Gabrielle Union put out a similar message in an Instagram post tribute to Salau. “Who cares for little Black girls, Black teens, Black women? Toyin deserved so much more,” she wrote.” She also identified with Salau as a Black woman who was also assaulted at a young age. “I am her and she is me,” she wrote. “I am alive to talk about surviving my rape at 19. She is not.”
Others focused on Salau’s final tweets, pointing to the fact that her plea for help wasn’t met. She was last seen on June 6th, CNN reports, and went missing after tweeting about being sexually assaulted earlier that morning. Salau, who was home insecure at the time, explained what happened to her in a thread of tweets, writing “I was molested in Tallahassee, Florida by a black man this morning at 5:30 on Richview and Park Ave.” She explained that the man had offered her a ride to find someplace to sleep and to collect her belongings from a church where she had sought refuge days before.
“THIS IS WHAT HAPPENS WHEN YOU DON’T LISTEN TO BLACK WOMEN,” one Twitter user wrote.
Some are also pointing to colorism, making sure to bring attention to the fact that Salau was a dark-skinned Black woman and didn’t experience the privilege that comes with lighter skin.
Amandla Stenberg shared a text post with words from video artist Alima Lee that reads, “When will you start caring about Black femmes beyond sexual consumption? Are you ready to admit your colorism against dark-skinned femmes is costing their lives?” She also shared information about The Loveland Foundation, which provides financial assistance to Black women and girls who are seeking therapy. “I keep having to remind myself to take a deep breath to help release the knot in my gut. Therapy helps a lot,” she wrote.

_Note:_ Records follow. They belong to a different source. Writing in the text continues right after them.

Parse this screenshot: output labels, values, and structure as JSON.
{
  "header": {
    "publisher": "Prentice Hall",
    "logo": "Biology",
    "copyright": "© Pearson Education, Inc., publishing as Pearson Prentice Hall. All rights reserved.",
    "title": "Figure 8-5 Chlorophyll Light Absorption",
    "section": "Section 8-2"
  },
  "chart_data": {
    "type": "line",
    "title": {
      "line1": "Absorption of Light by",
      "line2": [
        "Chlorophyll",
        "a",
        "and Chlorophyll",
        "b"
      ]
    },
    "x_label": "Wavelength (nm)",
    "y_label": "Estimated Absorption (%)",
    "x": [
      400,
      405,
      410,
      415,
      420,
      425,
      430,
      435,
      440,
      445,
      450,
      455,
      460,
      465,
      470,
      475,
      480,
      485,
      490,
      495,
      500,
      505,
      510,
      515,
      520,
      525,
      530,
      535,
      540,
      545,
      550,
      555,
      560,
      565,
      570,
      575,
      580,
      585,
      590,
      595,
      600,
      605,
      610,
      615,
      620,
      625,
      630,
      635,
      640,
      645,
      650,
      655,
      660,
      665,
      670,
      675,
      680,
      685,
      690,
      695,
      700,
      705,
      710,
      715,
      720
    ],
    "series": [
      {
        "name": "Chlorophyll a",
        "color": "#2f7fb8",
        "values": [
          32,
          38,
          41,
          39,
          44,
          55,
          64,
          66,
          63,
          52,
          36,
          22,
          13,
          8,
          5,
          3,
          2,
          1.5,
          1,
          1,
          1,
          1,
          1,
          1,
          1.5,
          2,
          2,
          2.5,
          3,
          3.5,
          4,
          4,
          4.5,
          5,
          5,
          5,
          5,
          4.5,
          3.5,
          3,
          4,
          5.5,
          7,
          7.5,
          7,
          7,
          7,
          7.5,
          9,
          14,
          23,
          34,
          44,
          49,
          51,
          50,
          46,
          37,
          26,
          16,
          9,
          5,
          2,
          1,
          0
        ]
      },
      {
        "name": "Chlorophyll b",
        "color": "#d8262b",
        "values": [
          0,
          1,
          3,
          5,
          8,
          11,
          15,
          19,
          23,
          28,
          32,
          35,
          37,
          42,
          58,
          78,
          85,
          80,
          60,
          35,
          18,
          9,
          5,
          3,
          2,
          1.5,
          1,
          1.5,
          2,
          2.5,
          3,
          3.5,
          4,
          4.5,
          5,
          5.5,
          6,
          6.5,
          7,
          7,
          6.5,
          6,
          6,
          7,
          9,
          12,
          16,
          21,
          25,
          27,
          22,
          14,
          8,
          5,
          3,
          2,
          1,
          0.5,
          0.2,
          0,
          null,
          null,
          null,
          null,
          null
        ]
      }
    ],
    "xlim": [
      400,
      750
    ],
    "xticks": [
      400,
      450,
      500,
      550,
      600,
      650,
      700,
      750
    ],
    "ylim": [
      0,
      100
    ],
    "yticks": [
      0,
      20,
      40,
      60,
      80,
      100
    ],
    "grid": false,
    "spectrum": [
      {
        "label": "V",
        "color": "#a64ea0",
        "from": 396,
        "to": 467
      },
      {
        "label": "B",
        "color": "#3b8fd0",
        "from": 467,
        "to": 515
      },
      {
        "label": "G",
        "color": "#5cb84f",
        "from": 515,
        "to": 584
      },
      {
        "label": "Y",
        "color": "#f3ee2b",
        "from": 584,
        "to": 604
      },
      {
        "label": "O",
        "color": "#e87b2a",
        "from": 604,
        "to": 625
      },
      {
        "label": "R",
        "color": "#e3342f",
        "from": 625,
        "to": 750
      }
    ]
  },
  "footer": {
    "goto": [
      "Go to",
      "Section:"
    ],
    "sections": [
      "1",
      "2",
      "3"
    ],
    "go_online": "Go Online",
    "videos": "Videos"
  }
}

A Change.org petition was created to “bring attention to Florida Governor Ron DeSantis and Tallahassee police department to do their job, and investigate this crime,” which has happened now—but that doesn’t mean the fight is over. A Black feminist and womanist organization, Sistah Circle Collective, tweeted to urge followers not to donate to a GoFundMe set up by Salau’s family, writing that she was allegedly being abused and had run away.
On Monday, the organization Justice For Black Girls created the Oluwatoyin Salau Freedom Fighters Fund in hopes of raising $2500 to give $250 grants to Black girl activists, like Salau, who seek housing, food, or other critical resources. As of Tuesday afternoon, the fund far exceeded its goal reaching $50,000 and the organization is no longer accepting donations, however it will be releasing applications for those in need of the grants Tuesday night. Follow the Instagram here for updates.
We’ll update this post as there’s more development on Oluwatoyin Salau’s story, and, no matter what, keep saying her name.